Lorsque Pa-Ramessou, haut dignitaire et militaire aguerri, fut choisi par Horemheb pour lui succéder, il était déjà âgé d'une cinquantaine d'années. Vers 1306-1307 avant J.-C., il devient pharaon sous le nom de Ramsès Ier. Ainsi, cette XIXe dynastie, initiée par son prédécesseur est-elle marquée par "l'arrivée au pouvoir d'une famille du Delta (Ramsès Ier, Séthy Ier)" et signe alors "la transition vers l'Empire ramesside".

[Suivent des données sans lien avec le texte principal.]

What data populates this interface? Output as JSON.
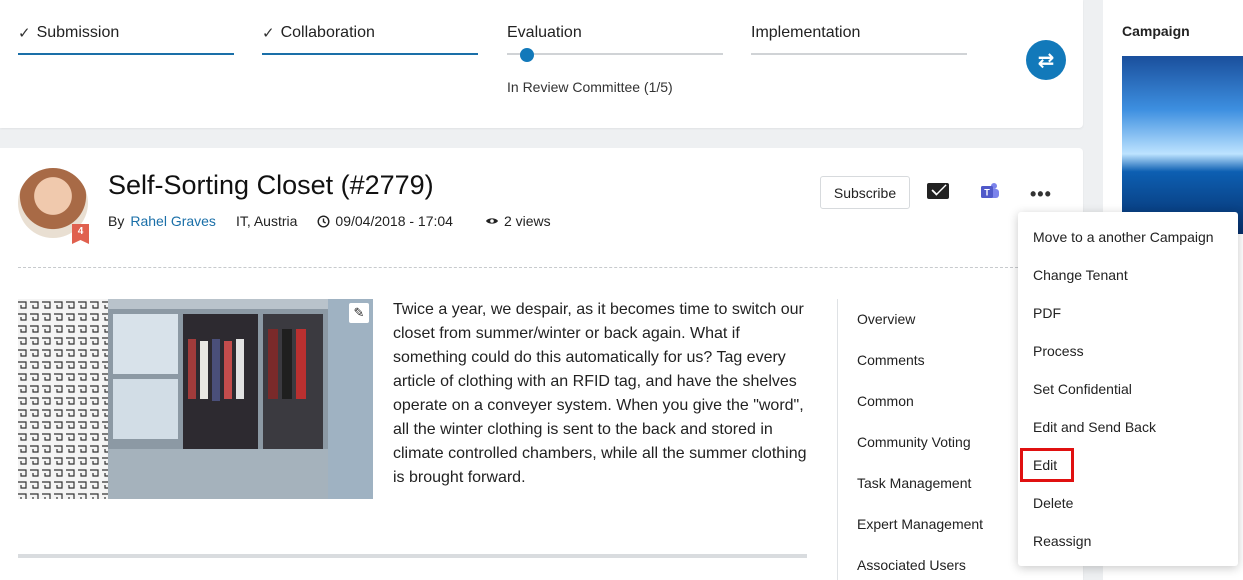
{
  "stages": [
    {
      "label": "Submission",
      "done": true
    },
    {
      "label": "Collaboration",
      "done": true
    },
    {
      "label": "Evaluation",
      "done": false,
      "current": true
    },
    {
      "label": "Implementation",
      "done": false
    }
  ],
  "stage_status": "In Review Committee (1/5)",
  "idea": {
    "title": "Self-Sorting Closet (#2779)",
    "by_label": "By",
    "author": "Rahel Graves",
    "location": "IT, Austria",
    "date": "09/04/2018 - 17:04",
    "views": "2 views",
    "badge_count": "4",
    "description": "Twice a year, we despair, as it becomes time to switch our closet from summer/winter or back again. What if something could do this automatically for us? Tag every article of clothing with an RFID tag, and have the shelves operate on a conveyer system. When you give the \"word\", all the winter clothing is sent to the back and stored in climate controlled chambers, while all the summer clothing is brought forward."
  },
  "header_actions": {
    "subscribe_label": "Subscribe",
    "more_label": "•••"
  },
  "side_nav": [
    "Overview",
    "Comments",
    "Common",
    "Community Voting",
    "Task Management",
    "Expert Management",
    "Associated Users"
  ],
  "right_panel": {
    "campaign_label": "Campaign"
  },
  "menu": {
    "items": [
      "Move to a another Campaign",
      "Change Tenant",
      "PDF",
      "Process",
      "Set Confidential",
      "Edit and Send Back",
      "Edit",
      "Delete",
      "Reassign"
    ],
    "highlighted": "Edit"
  },
  "colors": {
    "accent": "#1279ba",
    "highlight_box": "#e01010"
  }
}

Pa-Ramessou est notamment connu par deux statues identiques en granite noir le représentant "en scribe", découvertes par Georges Legrain près du Xe pylône de Karnak, le 25 octobre 1913  (Musée égyptien du Caire - JE 44863 - JE 44864).   
L"une des deux statues en granite représentant Pa-Ramessou en scribe - futur Ramsès Ier
découvertes près du Xe pylône de Karnak, le 25 octobre 1913 par Georges Legrain
Musée égyptien du Caire - JE 44863


Son règne fut de courte durée : 1 an 4 mois selon Manéthon ; ce simple constat pourrait expliquer la modeste taille de sa tombe et le fait qu'elle soit restée inachevée.

Si, dans son récit, Belzoni signale que le sarcophage contenait deux momies, il ne s'agissait pas là de la dépouille du souverain… 

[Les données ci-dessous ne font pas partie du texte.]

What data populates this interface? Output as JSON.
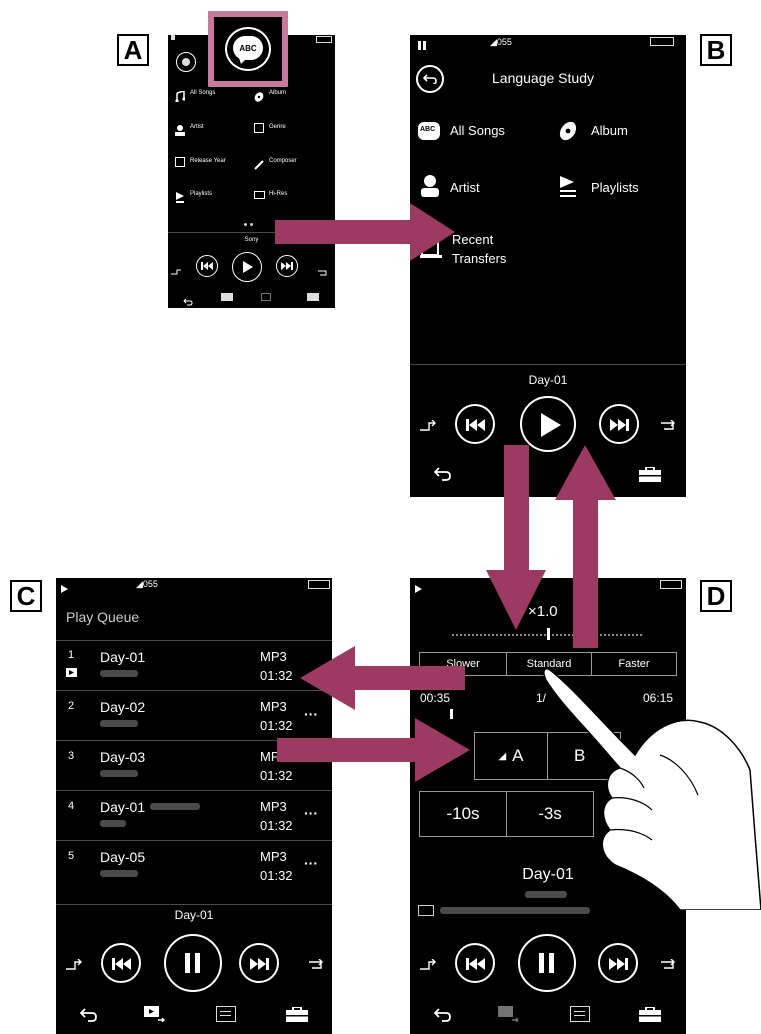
{
  "panels": {
    "a": {
      "tag": "A",
      "abc_icon_text": "ABC",
      "menu": [
        "All Songs",
        "Album",
        "Artist",
        "Genre",
        "Release Year",
        "Composer",
        "Playlists",
        "Hi-Res"
      ],
      "track": "Sony"
    },
    "b": {
      "tag": "B",
      "status_signal": "◢055",
      "title": "Language Study",
      "menu": [
        "All Songs",
        "Album",
        "Artist",
        "Playlists",
        "Recent",
        "Transfers"
      ],
      "track": "Day-01"
    },
    "c": {
      "tag": "C",
      "status_signal": "◢055",
      "title": "Play Queue",
      "rows": [
        {
          "num": "1",
          "title": "Day-01",
          "format": "MP3",
          "time": "01:32"
        },
        {
          "num": "2",
          "title": "Day-02",
          "format": "MP3",
          "time": "01:32"
        },
        {
          "num": "3",
          "title": "Day-03",
          "format": "MP3",
          "time": "01:32"
        },
        {
          "num": "4",
          "title": "Day-01",
          "format": "MP3",
          "time": "01:32"
        },
        {
          "num": "5",
          "title": "Day-05",
          "format": "MP3",
          "time": "01:32"
        }
      ],
      "track": "Day-01"
    },
    "d": {
      "tag": "D",
      "speed": "×1.0",
      "speed_buttons": [
        "Slower",
        "Standard",
        "Faster"
      ],
      "time_left": "00:35",
      "time_mid": "1/",
      "time_right": "06:15",
      "ab_a": "A",
      "ab_b": "B",
      "skip_1": "-10s",
      "skip_2": "-3s",
      "track": "Day-01"
    }
  },
  "colors": {
    "arrow": "#9c3a62",
    "highlight": "#c67a9c",
    "screen": "#000000"
  }
}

En effet, après les pillages survenus dans la nécropole, sa momie comme celle de Ramsès II aurait d'abord transité dans la tombe de Séthy Ier avant de rejoindre la "cachette des momies royales" (DB 320), où elle fut mise à l'abri par les grands prêtres d'Amon au cours de la XXIe dynastie. Cette tombe collective a été découverte à Deir el-Bahari, par la famille Abd el-Rassoul en 1871. Le Service des Antiquités n'en eut connaissance qu'en juillet 1881 et transporta alors l'ensemble des momies au Musée de Boulaq.  

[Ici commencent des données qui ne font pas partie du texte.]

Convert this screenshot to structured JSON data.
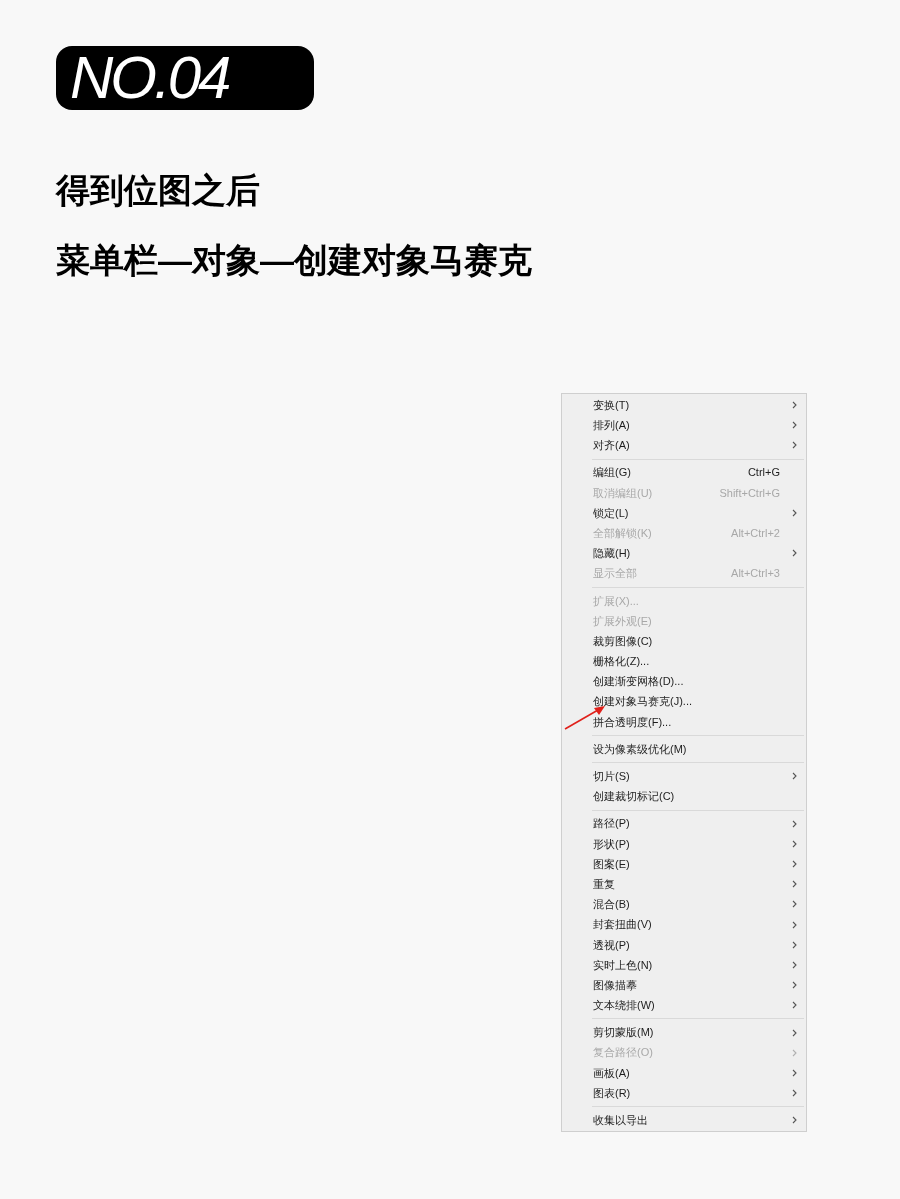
{
  "badge": "NO.04",
  "headings": [
    "得到位图之后",
    "菜单栏—对象—创建对象马赛克"
  ],
  "menu": {
    "groups": [
      [
        {
          "label": "变换(T)",
          "submenu": true,
          "disabled": false
        },
        {
          "label": "排列(A)",
          "submenu": true,
          "disabled": false
        },
        {
          "label": "对齐(A)",
          "submenu": true,
          "disabled": false
        }
      ],
      [
        {
          "label": "编组(G)",
          "shortcut": "Ctrl+G",
          "submenu": false,
          "disabled": false
        },
        {
          "label": "取消编组(U)",
          "shortcut": "Shift+Ctrl+G",
          "submenu": false,
          "disabled": true
        },
        {
          "label": "锁定(L)",
          "submenu": true,
          "disabled": false
        },
        {
          "label": "全部解锁(K)",
          "shortcut": "Alt+Ctrl+2",
          "submenu": false,
          "disabled": true
        },
        {
          "label": "隐藏(H)",
          "submenu": true,
          "disabled": false
        },
        {
          "label": "显示全部",
          "shortcut": "Alt+Ctrl+3",
          "submenu": false,
          "disabled": true
        }
      ],
      [
        {
          "label": "扩展(X)...",
          "submenu": false,
          "disabled": true
        },
        {
          "label": "扩展外观(E)",
          "submenu": false,
          "disabled": true
        },
        {
          "label": "裁剪图像(C)",
          "submenu": false,
          "disabled": false
        },
        {
          "label": "栅格化(Z)...",
          "submenu": false,
          "disabled": false
        },
        {
          "label": "创建渐变网格(D)...",
          "submenu": false,
          "disabled": false
        },
        {
          "label": "创建对象马赛克(J)...",
          "submenu": false,
          "disabled": false
        },
        {
          "label": "拼合透明度(F)...",
          "submenu": false,
          "disabled": false
        }
      ],
      [
        {
          "label": "设为像素级优化(M)",
          "submenu": false,
          "disabled": false
        }
      ],
      [
        {
          "label": "切片(S)",
          "submenu": true,
          "disabled": false
        },
        {
          "label": "创建裁切标记(C)",
          "submenu": false,
          "disabled": false
        }
      ],
      [
        {
          "label": "路径(P)",
          "submenu": true,
          "disabled": false
        },
        {
          "label": "形状(P)",
          "submenu": true,
          "disabled": false
        },
        {
          "label": "图案(E)",
          "submenu": true,
          "disabled": false
        },
        {
          "label": "重复",
          "submenu": true,
          "disabled": false
        },
        {
          "label": "混合(B)",
          "submenu": true,
          "disabled": false
        },
        {
          "label": "封套扭曲(V)",
          "submenu": true,
          "disabled": false
        },
        {
          "label": "透视(P)",
          "submenu": true,
          "disabled": false
        },
        {
          "label": "实时上色(N)",
          "submenu": true,
          "disabled": false
        },
        {
          "label": "图像描摹",
          "submenu": true,
          "disabled": false
        },
        {
          "label": "文本绕排(W)",
          "submenu": true,
          "disabled": false
        }
      ],
      [
        {
          "label": "剪切蒙版(M)",
          "submenu": true,
          "disabled": false
        },
        {
          "label": "复合路径(O)",
          "submenu": true,
          "disabled": true
        },
        {
          "label": "画板(A)",
          "submenu": true,
          "disabled": false
        },
        {
          "label": "图表(R)",
          "submenu": true,
          "disabled": false
        }
      ],
      [
        {
          "label": "收集以导出",
          "submenu": true,
          "disabled": false
        }
      ]
    ]
  }
}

"Redécouverte", en juillet 1881, par le Service des Antiquités, de la Cachette des Momies Royales (DB 320)
découverte en 1871 par les Frères Abd el-Rassoul près de Deir el-Bahari


Dans " La Trouvaille de Deir-el-Bahari", Gaston Maspero évoque ainsi les "déplacements" successifs qui sont "consignés" sur les cercueils des souverains avant leur réinhumation finale dans la DB 320 : "Les trois momies de la XIXe dynastie eurent une destinée commune. Les cercueils de Séti Ier et de Ramsès II portent trois inscriptions identiques ou peu s'en faut, et qui remontent à trois époques différentes ; ce qui reste du cercueil de Ramsès Ier porte les débris d'un texte hiératique analogue à la seconde inscription du texte de Séti Ier".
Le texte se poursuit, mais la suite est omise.